Yazar hakkında: Erkek Liu Ganneng, Mart 1965 doğumlu, Sichuan Düzyazı Topluluğu'nun bir üyesi olan Sichuan, Tianquan İlçesinin bir yerlisi, on yıldan fazla bir süre orduda görev yaptı ve TV haber propagandası yaptı ve şu anda Sichuan Tianquan İlçesi Halk Kongresi Tarım Çalışma Komitesinde çalışıyor. Yazmayı seviyor ve "Sichuan Literature", "Sichuan Political Consultative Conference News", "Sichuan Rural Daily News" gibi gazetelerde ve diğer gazetelerde çalışmaları var.

Özel bir dönemde birbirimize şefkatle baktık, boş zamanlarımda okumaya ve yazmaya başladım
önceki
Çay Klasiklerinde kaç durum vardır?

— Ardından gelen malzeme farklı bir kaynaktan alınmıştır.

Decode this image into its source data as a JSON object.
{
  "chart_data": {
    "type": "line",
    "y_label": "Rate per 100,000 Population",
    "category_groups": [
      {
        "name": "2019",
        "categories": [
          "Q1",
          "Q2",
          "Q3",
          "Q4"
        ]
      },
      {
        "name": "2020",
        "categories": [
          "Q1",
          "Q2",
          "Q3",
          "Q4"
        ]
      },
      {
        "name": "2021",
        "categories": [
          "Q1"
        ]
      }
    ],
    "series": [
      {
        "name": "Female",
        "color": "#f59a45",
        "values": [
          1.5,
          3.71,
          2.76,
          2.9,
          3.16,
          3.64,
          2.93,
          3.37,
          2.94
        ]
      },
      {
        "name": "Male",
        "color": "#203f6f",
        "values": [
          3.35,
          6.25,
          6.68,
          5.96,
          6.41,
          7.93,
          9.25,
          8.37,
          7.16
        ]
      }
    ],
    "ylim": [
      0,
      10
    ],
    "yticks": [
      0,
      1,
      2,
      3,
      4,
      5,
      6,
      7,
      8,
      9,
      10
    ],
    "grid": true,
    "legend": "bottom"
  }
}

Çay fincanda nehirler ve göller devam etti
Sonraki
Akıllı dünyada daha çok aptal olabilir
Zheng Dong, doğduğundan beri babası tarafından büyük umutlar beslendi, ancak birinci sınıfa girer girmez "keçi dan öğrencisi" oldu.
Bu salgında, edebiyat ve sanatçılar ile yazarlar toplu olarak seslerini kaybettiler ve sorumluluk alacak zamanları yok mu?
Büyük şehirlerden uzak olmam, en derin ve incelikli duygularım salgının hayatıma getirdiği değişimler
Yarın sonraki hayatsa, bugünü nasıl geçireceksin
"Sen tik tak, beni tikle, vay be seni", bizler ayni agacin yapraklariyiz
Hikaye: O zamanlar tugay kliniğine doktora görünmek için gitmiştim, doktor tıbbi becerilerde iyiydi ama doktorlar tarafından köyden uzaklaştırıldı.
Qinling Dağları'ndaki sıradan bir köy olan annemin memleketi, basit insanlar ve garip şeyler gördüm
Sohbet ederken ve bir toplantı yaparken kitaplarla dolu bir pazar gibiydi ve baş Jiang Zilong umursamıyor gibiydi.
Bahar, kalbiniz olduğunda bahardır: Ay takviminin Şubat ayında, Jiangnan'da ara sıra bahar olur
Fang Fangın "Bin Ok Kalbi Deldi" romanındaki Li Baoli perspektifinden, öğrenmemek günah değildir.
Ailesi için on dönüm arazi satın almak için eşinden borç para aldı, beş yıl sonra babası daha çok konuştu ve şikayet etti.